As shocking as it was, the demise of the No. 4 team is far from unprecedented. In NASCAR – and in other sports – the best team over the course of the season quite often fails to win the championship.
In 2008, the New England Patriots ran the competitive table on their way to Super Bowl XLII, entering the final game of the season with an unblemished 18-0 record. They lost the championship game to a New York Giants team that lost four games in the regular season.
Closer to home, Alan Kulwicki won the 1992 NASCAR Cup Series title, despite winning only two races and going winless in the final 16 weeks of the campaign. Championship runner-up Bill Elliott won five times that year.
In 1993, Rusty Wallace won 10 races, but lost the championship to six-time winner Dale Earnhardt.
Terry Labonte won two races en route to the 1996 Cup Series championship, with 10-time winner Jeff Gordon finishing second.
Nobody howled “unfair” back then, and no one called for the system to be revamped so a team with more wins could be crowned champions, even after losing a critical playoff game.

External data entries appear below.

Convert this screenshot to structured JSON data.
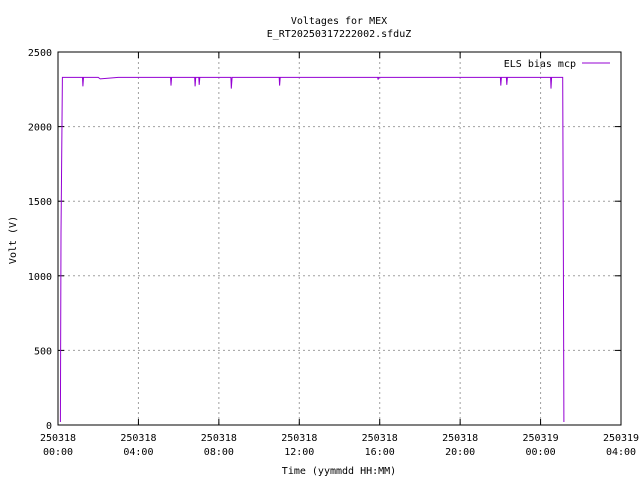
{
  "chart_data": {
    "type": "line",
    "title": "Voltages for MEX",
    "subtitle": "E_RT20250317222002.sfduZ",
    "xlabel": "Time (yymmdd HH:MM)",
    "ylabel": "Volt (V)",
    "ylim": [
      0,
      2500
    ],
    "xlim": [
      0,
      28
    ],
    "yticks": [
      0,
      500,
      1000,
      1500,
      2000,
      2500
    ],
    "xticks": [
      {
        "pos": 0,
        "date": "250318",
        "time": "00:00"
      },
      {
        "pos": 4,
        "date": "250318",
        "time": "04:00"
      },
      {
        "pos": 8,
        "date": "250318",
        "time": "08:00"
      },
      {
        "pos": 12,
        "date": "250318",
        "time": "12:00"
      },
      {
        "pos": 16,
        "date": "250318",
        "time": "16:00"
      },
      {
        "pos": 20,
        "date": "250318",
        "time": "20:00"
      },
      {
        "pos": 24,
        "date": "250319",
        "time": "00:00"
      },
      {
        "pos": 28,
        "date": "250319",
        "time": "04:00"
      }
    ],
    "grid": true,
    "legend_position": "top-right",
    "series": [
      {
        "name": "ELS bias mcp",
        "color": "#9400d3",
        "points": [
          [
            0.12,
            20
          ],
          [
            0.15,
            1280
          ],
          [
            0.22,
            2330
          ],
          [
            0.6,
            2330
          ],
          [
            0.8,
            2330
          ],
          [
            1.22,
            2330
          ],
          [
            1.24,
            2270
          ],
          [
            1.27,
            2330
          ],
          [
            2.0,
            2330
          ],
          [
            2.1,
            2320
          ],
          [
            3.0,
            2330
          ],
          [
            4.0,
            2330
          ],
          [
            4.5,
            2330
          ],
          [
            5.6,
            2330
          ],
          [
            5.62,
            2275
          ],
          [
            5.65,
            2330
          ],
          [
            6.8,
            2330
          ],
          [
            6.82,
            2270
          ],
          [
            6.85,
            2330
          ],
          [
            7.0,
            2330
          ],
          [
            7.02,
            2280
          ],
          [
            7.05,
            2330
          ],
          [
            8.6,
            2330
          ],
          [
            8.62,
            2255
          ],
          [
            8.66,
            2330
          ],
          [
            9.0,
            2330
          ],
          [
            10.0,
            2330
          ],
          [
            11.0,
            2330
          ],
          [
            11.02,
            2275
          ],
          [
            11.05,
            2330
          ],
          [
            12.0,
            2330
          ],
          [
            14.0,
            2330
          ],
          [
            15.9,
            2330
          ],
          [
            15.92,
            2315
          ],
          [
            15.95,
            2330
          ],
          [
            18.0,
            2330
          ],
          [
            22.0,
            2330
          ],
          [
            22.02,
            2275
          ],
          [
            22.05,
            2330
          ],
          [
            22.3,
            2330
          ],
          [
            22.32,
            2280
          ],
          [
            22.35,
            2330
          ],
          [
            24.0,
            2330
          ],
          [
            24.5,
            2330
          ],
          [
            24.52,
            2255
          ],
          [
            24.55,
            2330
          ],
          [
            25.1,
            2330
          ],
          [
            25.13,
            1280
          ],
          [
            25.16,
            20
          ]
        ]
      }
    ]
  }
}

Right now, the knee-jerk reactionaries have the stage. Overflowing with fire and brimstone, they demand that immediate changes be made, outlawing the kind of stunning upset we saw last night at Martinsville Speedway. We’ve heard calls today for NASCAR to begin seeding the regular-season champion all the way to the Championship Four in coming seasons, a move that would allow a driver to finish dead-last in nine consecutive playoff races, before being crowned champion in the season finale.
That, my friends, is overreaction in the extreme.
The people making noise today were eerily silent last week, apparently seeing nothing wrong with a system that -- since its inception -- has made the kind of upset we saw yesterday a distinct possibility. They have also had virtually nothing to say today about Gander Truck Series regular season champion Austin Hill, who saw his playoffs end Friday night in almost-identical fashion, after suffering a blown engine.
Why is that? Why so much outrage over Harvick’s Cup Series dismissal, with none on the Truck Series front? It’s a question I cannot begin to answer.
Let’s be clear about one thing. Despite his recent struggles, Kevin Harvick is a true racer, a championship-caliber driver with a top-notch team behind him.
It’s not easy to maintain regular-season momentum through a full, 36-race season, and while obviously disappointed, Harvick, Rodney Childers and company have absolutely no reason to hang their collective heads. They will be back next season to contend strongly for the championship as they always do, using the hard lessons learned in the last few weeks to make them even better than they were this time around.
And when they do -- despite all the noise being made right now -- they will do so under exactly the same playoff system.